Pourtant, si cette stratégie avait voulu se placer dans une logique d'amélioration des conditions de travail, notre collectivité aurait pu s'inspirer de la définition proposée par l'Agence Nationale pour l'Amélioration des Conditions de Travail  : « L'absentéisme caractérise toute absence qui aurait pu être évitée par une prévention suffisamment précoce des facteurs de dégradation des conditions de travail entendus au sens large : les ambiances physiques mais aussi l'organisation du travail, la qualité de la relation d'emploi, la conciliation des temps professionnel et privé, etc ... »

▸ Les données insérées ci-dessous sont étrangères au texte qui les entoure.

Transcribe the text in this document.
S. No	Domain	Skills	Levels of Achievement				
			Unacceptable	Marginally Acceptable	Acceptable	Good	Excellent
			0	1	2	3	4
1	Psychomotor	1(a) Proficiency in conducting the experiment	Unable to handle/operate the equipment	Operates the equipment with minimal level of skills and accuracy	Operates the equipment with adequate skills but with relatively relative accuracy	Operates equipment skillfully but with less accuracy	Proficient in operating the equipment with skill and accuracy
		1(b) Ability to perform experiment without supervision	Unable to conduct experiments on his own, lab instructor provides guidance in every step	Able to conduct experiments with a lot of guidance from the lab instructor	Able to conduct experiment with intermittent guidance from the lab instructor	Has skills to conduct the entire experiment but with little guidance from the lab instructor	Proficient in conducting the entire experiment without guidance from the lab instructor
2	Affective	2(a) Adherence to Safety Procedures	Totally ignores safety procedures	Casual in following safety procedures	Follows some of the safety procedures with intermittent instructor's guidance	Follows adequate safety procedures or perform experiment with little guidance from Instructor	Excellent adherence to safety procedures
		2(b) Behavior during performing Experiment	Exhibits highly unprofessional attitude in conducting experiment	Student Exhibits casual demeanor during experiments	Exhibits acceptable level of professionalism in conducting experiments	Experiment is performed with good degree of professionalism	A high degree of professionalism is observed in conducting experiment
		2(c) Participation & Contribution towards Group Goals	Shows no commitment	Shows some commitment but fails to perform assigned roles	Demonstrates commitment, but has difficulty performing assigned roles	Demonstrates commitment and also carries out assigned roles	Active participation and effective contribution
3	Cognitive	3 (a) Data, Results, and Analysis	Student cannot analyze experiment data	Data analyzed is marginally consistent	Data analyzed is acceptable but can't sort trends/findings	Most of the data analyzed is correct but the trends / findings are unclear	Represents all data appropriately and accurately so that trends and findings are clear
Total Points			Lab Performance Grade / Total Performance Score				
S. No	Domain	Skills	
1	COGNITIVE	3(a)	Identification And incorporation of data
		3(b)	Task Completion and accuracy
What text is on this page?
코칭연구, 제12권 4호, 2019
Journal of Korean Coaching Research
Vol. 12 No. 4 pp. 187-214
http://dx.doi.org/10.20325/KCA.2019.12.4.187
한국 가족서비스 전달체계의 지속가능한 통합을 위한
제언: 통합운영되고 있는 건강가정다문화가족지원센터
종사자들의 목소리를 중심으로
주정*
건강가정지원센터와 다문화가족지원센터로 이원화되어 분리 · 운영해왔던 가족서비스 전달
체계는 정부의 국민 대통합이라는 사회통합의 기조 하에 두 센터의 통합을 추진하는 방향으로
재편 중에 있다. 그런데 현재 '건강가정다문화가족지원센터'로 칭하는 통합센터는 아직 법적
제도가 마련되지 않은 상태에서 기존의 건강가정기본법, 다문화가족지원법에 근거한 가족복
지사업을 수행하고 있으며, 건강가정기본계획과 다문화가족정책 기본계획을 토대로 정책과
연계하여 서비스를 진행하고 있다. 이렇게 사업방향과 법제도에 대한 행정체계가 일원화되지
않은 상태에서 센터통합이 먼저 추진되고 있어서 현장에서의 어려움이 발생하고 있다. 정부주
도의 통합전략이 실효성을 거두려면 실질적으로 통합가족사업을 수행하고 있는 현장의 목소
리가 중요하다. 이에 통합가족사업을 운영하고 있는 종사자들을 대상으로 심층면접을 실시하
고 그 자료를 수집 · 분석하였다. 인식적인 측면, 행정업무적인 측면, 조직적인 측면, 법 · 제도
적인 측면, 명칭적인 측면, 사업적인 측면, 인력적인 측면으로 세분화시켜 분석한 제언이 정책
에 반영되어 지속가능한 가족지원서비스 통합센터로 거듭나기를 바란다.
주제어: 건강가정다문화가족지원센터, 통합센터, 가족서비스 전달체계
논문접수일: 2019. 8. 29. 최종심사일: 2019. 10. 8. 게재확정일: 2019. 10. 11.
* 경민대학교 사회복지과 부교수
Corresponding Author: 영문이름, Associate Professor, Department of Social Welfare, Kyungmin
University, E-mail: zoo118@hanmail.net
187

Au Conseil départemental, le taux d'absentéisme serait de 9,85 % en 2015.

Entendez qu'il s'agit là d'un taux global intégrant toutes les absences, y compris pour maternité comme on peut le comprendre dans le rapport présenté au Comité Technique.

Si le lien avec les conditions de travail est rapidement établi, l'accent est particulièrement mis sur une approche incitative et de contrôle et non sur le bien-être et les conditions de travail.

La pénibilité de certains métiers est absente et quand on parle de renforcement de la politique de prévention, c'est dans un contexte de disparition de la médecine professionnelle. Le médecin du travail exprimait en séance du CHSCT qu'elle priorisait les urgences et que la fonction de prévention n'était plus possible compte-tenu des moyens dont elle dispose aujourd'hui.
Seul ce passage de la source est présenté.